Lot : les fermetures à répétition d’un bureau de poste inquiètent les habitants
À Assier, les fermetures de La Poste mettent le service public à l’épreuve
Le fait principal
À Assier, dans le Lot, la rentrée n’a pas rétabli un accès régulier au guichet postal. Après les horaires réduits de l’été, les fermetures se poursuivent. La direction régionale de La Poste confirme des interruptions les 3, 5 et 15 septembre 2026, ainsi que des fermetures annoncées les 18 et 19 septembre. Elle prévoit un retour à la normale le lundi 21 septembre, selon La Dépêche du Midi. (ladepeche.fr)
Ce qui s’est passé
L’ADGAPR, association locale de défense des services publics, dénonce des fermetures sans préavis. Après deux mois de restrictions, en juillet et août, elle rapporte que la reprise des horaires habituels au 1er septembre a été suivie d’une semaine amputée de deux jours d’ouverture. Elle souligne que certains usagers n’ont pas les moyens de rejoindre un autre bureau et envisage une mobilisation. (ladepeche.fr)
Sur les causes, les formulations diffèrent. L’association dénonce un manque de personnel. La direction évoque « l’indisponibilité ponctuelle d’un agent », regrette les désagréments et précise que le distributeur extérieur reste accessible. Cette explication confirme une difficulté de remplacement, mais ne suffit pas à établir l’ampleur d’un éventuel sous-effectif. (ladepeche.fr)
Le contexte
La présence postale n’est pas une simple promesse commerciale. La Poste exerce une mission de service public d’aménagement du territoire. Son réseau doit comporter au moins 17 000 points de contact, rappelle la Direction générale des entreprises. Ces implantations ne sont toutefois pas toutes des bureaux directement exploités par le groupe : elles comprennent aussi des agences communales et des relais partenaires. (entreprises.gouv.fr)
La question des portes closes est déjà arrivée au Sénat. Dans une question écrite publiée le 6 août 2026, le sénateur du Lot Raphaël Daubet demande au gouvernement comment les fermetures temporaires sont prises en compte dans l’évaluation de l’accessibilité postale. Il réclame notamment des bilans départementaux et des indicateurs comparant les horaires annoncés aux ouvertures réellement assurées. (senat.fr)
Les chiffres à retenir
- 17 325 points de contact : le réseau recensé par La Poste au 31 décembre 2025, réparti dans 14 059 communes. (lapostegroupe.com)
- 97 % : le taux national d’accessibilité déclaré par le groupe à cette date. Ce chiffre décrit une proximité géographique, pas un taux de respect des horaires. (lapostegroupe.com)

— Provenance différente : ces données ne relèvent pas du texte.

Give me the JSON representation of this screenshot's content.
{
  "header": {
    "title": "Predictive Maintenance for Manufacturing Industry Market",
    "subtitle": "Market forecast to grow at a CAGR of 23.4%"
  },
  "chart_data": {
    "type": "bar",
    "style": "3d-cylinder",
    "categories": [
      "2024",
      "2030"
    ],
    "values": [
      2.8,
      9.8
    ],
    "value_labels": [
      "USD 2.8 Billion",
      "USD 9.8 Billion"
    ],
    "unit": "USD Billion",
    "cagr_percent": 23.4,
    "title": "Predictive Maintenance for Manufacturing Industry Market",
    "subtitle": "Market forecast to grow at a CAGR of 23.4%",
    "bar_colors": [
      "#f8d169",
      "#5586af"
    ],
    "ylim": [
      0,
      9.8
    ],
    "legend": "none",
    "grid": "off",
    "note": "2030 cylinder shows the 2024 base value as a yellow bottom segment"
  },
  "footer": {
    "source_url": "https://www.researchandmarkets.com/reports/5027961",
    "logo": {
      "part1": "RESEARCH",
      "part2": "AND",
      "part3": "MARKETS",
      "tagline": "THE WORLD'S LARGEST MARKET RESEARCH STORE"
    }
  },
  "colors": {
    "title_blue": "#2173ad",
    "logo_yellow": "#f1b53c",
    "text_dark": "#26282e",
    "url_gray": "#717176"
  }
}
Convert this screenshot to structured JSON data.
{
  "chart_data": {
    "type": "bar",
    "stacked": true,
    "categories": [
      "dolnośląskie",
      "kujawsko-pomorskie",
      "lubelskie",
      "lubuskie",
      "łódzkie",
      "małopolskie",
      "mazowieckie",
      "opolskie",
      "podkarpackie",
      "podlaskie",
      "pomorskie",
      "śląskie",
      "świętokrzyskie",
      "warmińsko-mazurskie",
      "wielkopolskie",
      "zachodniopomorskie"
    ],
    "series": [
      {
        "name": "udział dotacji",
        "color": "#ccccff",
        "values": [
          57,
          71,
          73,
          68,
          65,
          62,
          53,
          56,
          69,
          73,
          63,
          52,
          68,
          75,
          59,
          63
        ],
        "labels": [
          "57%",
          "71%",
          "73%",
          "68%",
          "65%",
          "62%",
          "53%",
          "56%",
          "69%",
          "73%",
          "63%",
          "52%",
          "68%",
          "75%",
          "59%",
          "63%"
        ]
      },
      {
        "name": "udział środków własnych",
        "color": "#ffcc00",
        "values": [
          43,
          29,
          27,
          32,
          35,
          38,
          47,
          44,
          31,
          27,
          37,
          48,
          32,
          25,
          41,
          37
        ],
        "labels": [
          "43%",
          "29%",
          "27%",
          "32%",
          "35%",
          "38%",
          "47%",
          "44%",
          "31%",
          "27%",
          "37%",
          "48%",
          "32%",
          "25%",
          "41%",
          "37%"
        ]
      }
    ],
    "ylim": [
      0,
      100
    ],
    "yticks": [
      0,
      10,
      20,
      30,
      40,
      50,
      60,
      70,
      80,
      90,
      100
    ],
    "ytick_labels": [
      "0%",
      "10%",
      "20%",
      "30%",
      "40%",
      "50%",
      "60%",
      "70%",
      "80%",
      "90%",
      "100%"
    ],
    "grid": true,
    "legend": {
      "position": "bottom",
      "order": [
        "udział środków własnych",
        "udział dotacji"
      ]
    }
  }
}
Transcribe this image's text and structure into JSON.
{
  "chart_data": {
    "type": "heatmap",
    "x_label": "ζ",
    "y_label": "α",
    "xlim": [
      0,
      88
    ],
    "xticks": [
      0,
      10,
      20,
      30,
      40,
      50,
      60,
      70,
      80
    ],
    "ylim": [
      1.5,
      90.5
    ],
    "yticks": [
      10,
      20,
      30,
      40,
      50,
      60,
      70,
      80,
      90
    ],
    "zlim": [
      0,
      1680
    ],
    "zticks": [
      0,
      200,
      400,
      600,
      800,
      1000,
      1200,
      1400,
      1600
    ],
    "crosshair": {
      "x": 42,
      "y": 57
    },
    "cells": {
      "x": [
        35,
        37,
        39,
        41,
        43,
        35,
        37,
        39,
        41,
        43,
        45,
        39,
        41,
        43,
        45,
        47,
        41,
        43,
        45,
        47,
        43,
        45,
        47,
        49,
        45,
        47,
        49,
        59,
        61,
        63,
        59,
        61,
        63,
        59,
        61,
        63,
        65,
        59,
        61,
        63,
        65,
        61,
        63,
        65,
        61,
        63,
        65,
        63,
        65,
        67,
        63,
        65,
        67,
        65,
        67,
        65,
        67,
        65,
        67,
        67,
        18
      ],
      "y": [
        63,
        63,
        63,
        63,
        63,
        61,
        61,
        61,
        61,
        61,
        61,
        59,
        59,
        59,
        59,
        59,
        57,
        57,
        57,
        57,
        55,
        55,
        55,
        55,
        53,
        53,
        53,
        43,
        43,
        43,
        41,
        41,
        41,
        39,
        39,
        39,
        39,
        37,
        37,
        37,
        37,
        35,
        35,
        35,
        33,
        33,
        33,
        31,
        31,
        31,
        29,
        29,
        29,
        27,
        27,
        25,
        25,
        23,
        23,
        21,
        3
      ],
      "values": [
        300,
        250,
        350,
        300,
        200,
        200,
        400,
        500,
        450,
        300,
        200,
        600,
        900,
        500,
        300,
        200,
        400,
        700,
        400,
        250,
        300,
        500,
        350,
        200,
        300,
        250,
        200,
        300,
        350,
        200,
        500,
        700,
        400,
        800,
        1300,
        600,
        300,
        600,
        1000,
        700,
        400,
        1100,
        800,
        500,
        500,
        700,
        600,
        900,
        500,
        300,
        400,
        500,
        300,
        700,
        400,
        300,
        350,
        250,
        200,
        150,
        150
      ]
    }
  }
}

- 5 kilomètres et 20 minutes de trajet automobile : les seuils d’éloignement que, sauf circonstances exceptionnelles, plus de 10 % de la population d’un département ne doit pas cumuler. (senat.fr)
Ce que cela révèle
Le problème tient dans cet écart : compter les implantations ne suffit pas à mer le service rendu. C’est précisément la limite soulevée par Raphaël Daubet. Une bonne couverture sur la carte peut coexister avec des interruptions répétées au guichet. Les statistiques situent la porte ; elles ne garantissent pas qu’elle soit ouverte. (senat.fr)
L’enjeu est donc aussi social : une solution de remplacement n’est réellement accessible que si l’usager peut la rejoindre. L’égalité territoriale mérite mieux qu’un itinéraire conseillé.
Ce qu’il faut retenir
À Assier, la reprise annoncée pour le 21 septembre 2026 reste à confirmer dans les faits. Au-delà de cette échéance, la question demeure : comment garantir des horaires fiables ? Un service public de proximité doit pouvoir se trouver sur une carte — et derrière une porte ouverte. (ladepeche.fr)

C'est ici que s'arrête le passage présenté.